El Quijote y Hamlet. Obras sin otro paralelismo que la cumbre en que habitan, pese a cualquier intransigencia del tiempo. Uno cabalga por las llanuras de los días, haciéndonos reír y admirarnos; otro camina en las noches, dudando, decidiendo, de cara al fantasma de su padre, alimentando en nosotros las contradicciones de la época. Los conocí hace tal vez 20 años, desde entonces proyecto terminar de leerlos, cesar al fin de releerlos, perderlos de vista, olvidarlos, pero ha sido imposible: me amparan y me nutren y se regocijan aún escondiéndome parte de sus secretos, ellos saben mucho más que yo y van dejando en mis lecturas pistas y rastros para que yo continúe con ellos.

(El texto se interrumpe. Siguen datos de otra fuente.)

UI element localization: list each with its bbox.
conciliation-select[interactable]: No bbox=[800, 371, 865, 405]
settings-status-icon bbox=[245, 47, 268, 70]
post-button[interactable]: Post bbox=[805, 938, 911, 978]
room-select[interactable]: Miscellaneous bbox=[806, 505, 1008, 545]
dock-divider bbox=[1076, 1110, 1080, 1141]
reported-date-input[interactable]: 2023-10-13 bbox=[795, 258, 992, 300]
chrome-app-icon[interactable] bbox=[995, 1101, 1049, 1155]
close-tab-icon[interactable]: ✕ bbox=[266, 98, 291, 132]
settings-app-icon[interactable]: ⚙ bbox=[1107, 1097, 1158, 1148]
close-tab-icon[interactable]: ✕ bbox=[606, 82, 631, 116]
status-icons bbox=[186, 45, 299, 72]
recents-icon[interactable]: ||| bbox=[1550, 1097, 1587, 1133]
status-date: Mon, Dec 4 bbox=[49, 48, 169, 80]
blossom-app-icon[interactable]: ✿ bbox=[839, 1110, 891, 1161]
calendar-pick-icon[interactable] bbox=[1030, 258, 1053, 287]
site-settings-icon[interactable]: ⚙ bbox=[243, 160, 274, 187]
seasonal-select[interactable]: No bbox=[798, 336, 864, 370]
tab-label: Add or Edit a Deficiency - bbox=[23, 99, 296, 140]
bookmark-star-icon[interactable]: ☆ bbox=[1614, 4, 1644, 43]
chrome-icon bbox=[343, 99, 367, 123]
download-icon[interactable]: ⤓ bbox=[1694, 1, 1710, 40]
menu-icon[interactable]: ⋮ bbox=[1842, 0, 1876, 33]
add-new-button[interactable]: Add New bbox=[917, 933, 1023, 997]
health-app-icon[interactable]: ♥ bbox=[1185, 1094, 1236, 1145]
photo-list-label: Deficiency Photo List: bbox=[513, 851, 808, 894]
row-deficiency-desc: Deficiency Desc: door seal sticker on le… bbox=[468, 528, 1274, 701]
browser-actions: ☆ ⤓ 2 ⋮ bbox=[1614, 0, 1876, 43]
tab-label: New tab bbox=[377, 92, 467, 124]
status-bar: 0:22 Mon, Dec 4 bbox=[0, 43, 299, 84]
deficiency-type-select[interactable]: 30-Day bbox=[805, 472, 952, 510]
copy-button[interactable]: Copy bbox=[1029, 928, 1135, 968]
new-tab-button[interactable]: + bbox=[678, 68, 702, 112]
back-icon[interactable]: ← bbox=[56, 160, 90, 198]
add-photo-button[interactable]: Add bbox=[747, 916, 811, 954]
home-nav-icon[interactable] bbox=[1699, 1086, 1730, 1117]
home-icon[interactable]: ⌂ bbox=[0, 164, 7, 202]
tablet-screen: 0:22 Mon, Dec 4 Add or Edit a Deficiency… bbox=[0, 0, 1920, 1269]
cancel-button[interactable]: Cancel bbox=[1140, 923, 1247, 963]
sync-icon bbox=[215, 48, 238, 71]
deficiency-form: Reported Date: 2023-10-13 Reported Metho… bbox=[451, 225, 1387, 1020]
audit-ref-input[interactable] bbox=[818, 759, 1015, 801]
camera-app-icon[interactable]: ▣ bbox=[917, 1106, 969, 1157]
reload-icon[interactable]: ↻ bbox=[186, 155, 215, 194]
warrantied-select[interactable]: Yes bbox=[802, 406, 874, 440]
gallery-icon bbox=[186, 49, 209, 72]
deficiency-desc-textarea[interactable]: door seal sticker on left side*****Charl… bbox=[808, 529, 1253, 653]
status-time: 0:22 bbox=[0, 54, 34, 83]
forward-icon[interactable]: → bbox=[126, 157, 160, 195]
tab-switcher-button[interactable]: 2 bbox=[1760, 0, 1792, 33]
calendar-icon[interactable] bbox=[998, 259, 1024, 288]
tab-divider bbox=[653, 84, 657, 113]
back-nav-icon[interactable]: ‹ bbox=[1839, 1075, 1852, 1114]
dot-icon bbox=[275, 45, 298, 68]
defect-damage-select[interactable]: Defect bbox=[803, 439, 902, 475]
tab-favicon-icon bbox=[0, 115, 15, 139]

Maridaje feliz entre dos autores y un lector. Rondas que, cada dos o tres años, hago por ellos, evidenciando mis preferencias.
Puesta hoy a escribir estas palabras, se ha ido conformando en mi memoria un gran árbol genealógico del que salen ramas con frutos que son libros y que juegan, en un sistema único, a engendrarse los unos a los otros. Y puede, en efecto, suceder así: cada autor le debe a muchos autores sus libros, y esos a su vez se lo deben a otros, y de esa manera continúa la creación en la Tierra hasta el día de hoy.